Rape Crisis Scotland’s potential legal action against Scottish government ‘paradoxical’
Rape Crisis Scotland’s proposed legal action against the Scottish government over its failure to consider non-jury trials – which the charity complains has caused unacceptable delays for rape complainers – is “paradoxical”, given that Rape Crisis itself had a hand in extending the delays, the Vice-Dean of the Faculty of Advocates, Ronnie Renucci QC, has told Scottish Legal News.
The Herald reported at the weekend that the charity may seek judicial review of the government’s decision to drop non-jury trial provisions from the Coronavirus (Scotland) Bill in April.
But given that the charity itself requested no sexual offences cases be included in jury trials that resumed in the High Court in July and that on Friday it was announced that jury trials proper would resume next month in special remote centres housed in cinemas, Mr Renucci said Rape Crisis’ argument seemed “somewhat redundant” unless its complaint is really about a desire to see juries excluded from sexual offences trials generally, “something they wanted even before COVID-19 came along”.
The Scottish government was met with fierce opposition when it proposed measures in response to the coronavirus crisis that would have allowed trials to run without juries. It ultimately dropped them from the bill.
Rape Crisis has now obtained an opinion of counsel that argues the exclusion of the provisions could have fallen foul of the European Convention on Human Rights – namely articles 3, 8 and 13. Article 3 concerns the prohibition of torture; 8 the right to respect for private and family life and 13 the right to an effective remedy. The opinion also argues that it may have infringed the Equality Act 2010 because the exclusion of the provisions discriminates against women, who comprise the vast majority of complainers in sexual offences cases. It is unclear how the prohibition against torture applies to the situation.

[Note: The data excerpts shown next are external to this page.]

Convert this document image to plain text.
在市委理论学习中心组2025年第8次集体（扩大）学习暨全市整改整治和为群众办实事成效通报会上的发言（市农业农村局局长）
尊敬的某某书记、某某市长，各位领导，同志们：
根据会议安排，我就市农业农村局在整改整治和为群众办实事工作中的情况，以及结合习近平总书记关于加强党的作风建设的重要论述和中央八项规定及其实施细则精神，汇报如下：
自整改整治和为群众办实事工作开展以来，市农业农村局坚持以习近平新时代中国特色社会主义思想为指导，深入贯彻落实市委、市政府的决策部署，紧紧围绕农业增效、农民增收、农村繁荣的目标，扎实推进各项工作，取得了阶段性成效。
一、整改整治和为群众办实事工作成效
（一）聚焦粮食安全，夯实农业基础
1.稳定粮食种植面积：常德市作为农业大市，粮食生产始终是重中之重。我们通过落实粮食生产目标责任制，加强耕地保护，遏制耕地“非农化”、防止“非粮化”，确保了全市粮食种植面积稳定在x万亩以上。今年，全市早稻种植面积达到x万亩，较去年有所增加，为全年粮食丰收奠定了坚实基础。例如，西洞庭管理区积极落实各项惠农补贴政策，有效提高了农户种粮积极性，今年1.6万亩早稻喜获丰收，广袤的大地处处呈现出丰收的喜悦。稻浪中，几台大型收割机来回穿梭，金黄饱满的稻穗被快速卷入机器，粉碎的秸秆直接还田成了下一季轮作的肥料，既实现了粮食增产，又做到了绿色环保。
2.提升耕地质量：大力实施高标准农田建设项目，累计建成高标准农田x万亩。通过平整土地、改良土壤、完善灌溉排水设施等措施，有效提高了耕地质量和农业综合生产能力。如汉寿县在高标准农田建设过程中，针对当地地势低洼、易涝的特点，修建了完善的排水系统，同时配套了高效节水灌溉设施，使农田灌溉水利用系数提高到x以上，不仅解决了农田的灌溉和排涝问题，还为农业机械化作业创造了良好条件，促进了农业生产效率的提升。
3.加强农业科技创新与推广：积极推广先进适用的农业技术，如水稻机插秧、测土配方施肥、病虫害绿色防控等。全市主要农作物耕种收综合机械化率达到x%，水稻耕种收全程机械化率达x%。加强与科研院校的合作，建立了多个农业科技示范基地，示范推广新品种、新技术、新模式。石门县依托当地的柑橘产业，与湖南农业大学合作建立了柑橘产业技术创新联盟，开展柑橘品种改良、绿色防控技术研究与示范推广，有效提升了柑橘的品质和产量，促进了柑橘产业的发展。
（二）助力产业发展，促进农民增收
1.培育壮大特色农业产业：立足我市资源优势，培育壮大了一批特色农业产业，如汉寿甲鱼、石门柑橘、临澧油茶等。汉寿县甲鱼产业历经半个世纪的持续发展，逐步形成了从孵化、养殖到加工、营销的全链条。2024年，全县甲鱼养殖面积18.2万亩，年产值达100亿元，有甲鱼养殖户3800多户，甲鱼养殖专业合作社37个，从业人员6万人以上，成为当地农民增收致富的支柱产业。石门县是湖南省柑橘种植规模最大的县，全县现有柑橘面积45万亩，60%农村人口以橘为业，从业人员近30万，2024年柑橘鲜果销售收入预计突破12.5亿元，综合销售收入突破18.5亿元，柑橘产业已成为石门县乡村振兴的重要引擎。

Mr Renucci, who is also president of the Scottish Criminal Bar Association, said he was “surprised, confused and disappointed” by the news and also the comments of Simon Di Rollo QC, who endorsed Rape Crisis’ legal argument.
He said: “I say surprised and confused because both the article and Simon Di Rollo’s comments seemed to be somewhat out of date. I can only imagine that the article was written, and the comments by Simon obtained, prior to the announcement by the Lord President on Friday about the resumption of High Court trials at a sustainable level capable of matching pre-COVID-19 levels. The article therefore seems to have been overtaken by events but published nonetheless.”
He added: “The point of the article appeared to be about the delay in the resumption of High Court trials, and ‘sex trials’ in particular, and that non-jury trials were somehow the answer to the problem. Given that we are now going to resume High Court trials at a sustainable level that argument would seem somewhat redundant unless the complaint is not really about the delay but the fact that Rape Crisis’ desire to exclude juries from ‘sex trials’, something they wanted even before COVID-19 came along, has again been rejected as an option.”
Mr Renucci also pointed out that it was nowhere stated why non-jury trials were to be preferred to the remote jury centres housed in cinemas, which were “accepted by the Scottish government and welcomed by a great variety of stakeholders including not only the Faculty of Advocates and Law Society but also Victim Support Scotland”.
Trials in the High Court resumed, to a limited extent, in July. The Vice-Dean said that, prior to this, Rape Crisis “specifically requested that no sex cases should be included in these initial trials and that request was acceded to”.
“I trust that that information was given to whoever provided the opinion because if not it may well devalue that opinion somewhat,” he added.
He said he was disappointed that Rape Crisis was “complaining about a delay that they themselves had a hand in extending”.
“To request a delay in the possibility of resuming ‘sex trials’ and then complain that there is too long a delay in starting them seems paradoxical”.
Mr Di Rollo said the Scottish legal establishment had “dogmatically refused to contemplate any alternative whatsoever to trial by jury”.
Mr Renucci said: “I am clearly one of the many colleagues that Simon accuses of dogmatism, but if one is going to be accused of dogmatism for standing up for the principle of trial by jury then I can think of worse reasons.”
As a result of the delays, Mr Di Rollo, who has a civil practice, said: “Witnesses will be more difficult to trace, memories will have faded and the essential impetus needed to prosecute serious crime successfully will be difficult to maintain.”
But the Vice-Dean said these views are “indicative of someone who does not work regularly within our criminal justice system and doesn’t appreciate the vast number of historical allegations within it, where the passage of up to half a century is thought no bar to a trial taking place”.
He added: “Or maybe it is an opportunistic insight by someone who is looking for a way of bolstering their argument and is not burdened by the ‘dogmatism’ he referred to.”
Mr Renucci concluded: “Criticising the work of others is easy if you choose to consider only the views of one side. The Lord President, the Scottish government and Lady Dorrian and her working group did not have that luxury. Friday’s announcement should be seen as the impressive, fair, ground-breaking and very welcome development that it patently is.”